La decide lui, Alfredo Varsi. Doppietta dal dischetto, gol allo scadere di una partita dai due volti per la compagine di mister Tangorra che non rinuncia mai dal regalare partite col fiato sospeso. Finisce 3-2 al Manzi-Chiapulin al cospetto di un San Marco voglioso di conquistare la salvezza. Non basta il doppio pareggio pescato nel corso dei 90 minuti. Sensazioni comunque positive e che fanno ben sperare per i garganici. Il Barletta paga una cattiva gestione nel secondo tempo dopo i primi 45 minuti giocati schiacciando l’avversario.

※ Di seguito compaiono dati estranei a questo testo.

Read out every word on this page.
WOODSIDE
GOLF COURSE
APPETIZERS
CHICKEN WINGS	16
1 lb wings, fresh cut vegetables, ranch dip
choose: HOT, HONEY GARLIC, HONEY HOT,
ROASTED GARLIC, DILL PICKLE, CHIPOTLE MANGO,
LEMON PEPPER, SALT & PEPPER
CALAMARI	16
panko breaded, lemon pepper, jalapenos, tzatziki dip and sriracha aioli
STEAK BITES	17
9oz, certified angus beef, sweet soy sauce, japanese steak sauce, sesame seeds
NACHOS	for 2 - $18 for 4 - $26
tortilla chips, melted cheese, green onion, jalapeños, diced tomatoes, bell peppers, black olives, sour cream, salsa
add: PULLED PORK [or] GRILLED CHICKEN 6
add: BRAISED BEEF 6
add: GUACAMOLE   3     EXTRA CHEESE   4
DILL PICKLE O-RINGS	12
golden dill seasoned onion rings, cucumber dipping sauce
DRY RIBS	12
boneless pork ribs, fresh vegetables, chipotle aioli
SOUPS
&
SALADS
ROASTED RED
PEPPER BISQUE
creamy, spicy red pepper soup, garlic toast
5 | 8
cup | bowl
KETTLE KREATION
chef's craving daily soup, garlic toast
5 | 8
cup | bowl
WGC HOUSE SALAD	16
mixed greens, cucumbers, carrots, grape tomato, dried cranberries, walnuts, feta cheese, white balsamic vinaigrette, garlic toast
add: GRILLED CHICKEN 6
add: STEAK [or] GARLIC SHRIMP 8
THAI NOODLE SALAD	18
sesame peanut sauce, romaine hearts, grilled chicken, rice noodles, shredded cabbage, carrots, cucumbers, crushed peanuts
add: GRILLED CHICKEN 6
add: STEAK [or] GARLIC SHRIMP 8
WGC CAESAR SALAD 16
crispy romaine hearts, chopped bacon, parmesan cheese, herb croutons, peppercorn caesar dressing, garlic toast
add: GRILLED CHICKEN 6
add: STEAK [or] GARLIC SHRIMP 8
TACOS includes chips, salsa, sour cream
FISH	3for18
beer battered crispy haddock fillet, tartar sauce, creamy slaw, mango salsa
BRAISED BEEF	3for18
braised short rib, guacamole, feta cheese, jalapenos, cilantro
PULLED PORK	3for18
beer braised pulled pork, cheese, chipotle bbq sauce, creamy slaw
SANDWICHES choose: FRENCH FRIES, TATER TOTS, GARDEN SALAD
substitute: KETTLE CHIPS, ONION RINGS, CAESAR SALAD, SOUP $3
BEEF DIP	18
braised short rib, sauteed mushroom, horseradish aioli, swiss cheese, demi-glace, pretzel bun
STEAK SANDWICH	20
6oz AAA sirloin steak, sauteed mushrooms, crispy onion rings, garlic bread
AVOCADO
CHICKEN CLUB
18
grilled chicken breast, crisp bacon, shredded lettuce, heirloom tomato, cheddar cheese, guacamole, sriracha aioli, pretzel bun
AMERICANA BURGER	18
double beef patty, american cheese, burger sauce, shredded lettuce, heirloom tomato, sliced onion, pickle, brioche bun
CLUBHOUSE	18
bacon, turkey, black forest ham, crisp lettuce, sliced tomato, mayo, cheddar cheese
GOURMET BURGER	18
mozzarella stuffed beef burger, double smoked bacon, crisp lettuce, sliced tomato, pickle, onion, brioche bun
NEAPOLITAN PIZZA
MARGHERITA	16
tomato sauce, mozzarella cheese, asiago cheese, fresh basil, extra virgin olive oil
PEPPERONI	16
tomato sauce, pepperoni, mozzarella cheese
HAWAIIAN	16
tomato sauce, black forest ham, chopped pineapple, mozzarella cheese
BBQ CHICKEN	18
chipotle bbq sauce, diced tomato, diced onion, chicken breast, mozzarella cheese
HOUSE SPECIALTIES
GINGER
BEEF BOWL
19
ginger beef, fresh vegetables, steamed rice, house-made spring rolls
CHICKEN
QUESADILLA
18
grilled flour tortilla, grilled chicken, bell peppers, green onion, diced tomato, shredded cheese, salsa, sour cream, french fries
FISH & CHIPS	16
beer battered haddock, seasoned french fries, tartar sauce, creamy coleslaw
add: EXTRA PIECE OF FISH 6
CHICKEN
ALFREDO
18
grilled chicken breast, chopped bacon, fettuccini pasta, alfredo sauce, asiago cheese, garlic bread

Fischio d’inizio, passano soli 5 minuti, e i biancorossi sono già in vantaggio: Procida si accentra dalla sinistra e sfodera un destro a giro imparabile. Palo e gol. E’ subito 1-0 in un Manzi-Chiapulin pieno di tifosi in festa. Il San Marco tiene palla ma in modo sterile. Al 13′ Molenda entra in area pericolosamente, la difesa barlettana fa muro e manda in angolo. Al 24′ nuova occasione per i biancorossi: azione insistita, Pignataro si vede respingere il colpo a botta sicura in area, la sua seconda chance termina comunque con un nulla di fatto sul fondo. Al 29′ altra opzione timida del San Marco con il colpo di testa di Salerno bloccato con sicurezza da Capossele. Il Barletta risponde al 33′ con l’incursione di Procida che non serve i compagni e spara altissimo. Al 39′ i garganici rispondono con la zuccata di Molenda, nessun pericolo per Capossele. E’ 1-0 all’intervallo.

Inizia un secondo tempo avvincente. Negli ospiti entra in campo il mister/giocatore Iannacone per Coco. Il Barletta prova subito a gestire ma con scarsi risultati. Al 6′ minuto Salerno prova la girata di testa, sugli sviluppi di un corner, Capossele blocca ancora. Al 14′ erroraccio di Fanelli che consente la ripartenza ospite con Quitadamo, palla per Menicozzo che trova la rete del pareggio. 1-1 firmato da un grande ex di turno, lo stesso Menicozzo, protagonista in maglia biancorossa tra i professionisti dal 2009 al 2012. Mister Tangorra avverte il pericolo e opta per un doppio cambio: fuori Pizzulli e Diomande, dentro Gasbarre e Varsi. La partita cambia ancora. 21′, proprio Varsi servito in area cade giù ed è l’assistente di gara a segnalare il fallo: è calcio di rigore per il Barletta. Lo stesso esterno offensivo dagli 11 metri trova il nuovo vantaggio. E’ 2-1. Emozioni del Manzi tuttavia subito affossate al 26′: incursione dalla destra del San Marco, Augelli scappa via in area e cade a terra sul pressing difensivo. Per l’arbitro è calcio di rigore. Secondo tiro dal dischetto del match, questa volta per gli ospiti. Dal dischetto Salerno fa 2-2. Il Barletta non ci sta e al 32′ cerca il nuovo vantaggio con la conclusione di Procida deviata in angolo. Al 42′ proteste dei padroni di casa per due interventi dubbi nella stessa azione in area garganica, per l’arbitro non c’è alcun fallo. I biancorossi continuano il loro pressing e al 48′ vengono premiati da un calcio di rigore concesso per presunto tocco col braccio di un difensore del San Marco. Proteste reiterate, dubbi forse legittimi. Dal dischetto ancora Varsi e gol vittoria.

Implacabile l’esterno offensivo che trova la sua doppietta personale. Una freddezza che consente al suo Barletta di portare a casa tre punti importanti. Un punto sfumato nel finale per il San Marco che dimostra di non meritare la sua posizione in classifica e promette di lottare fino alla fine del campionato.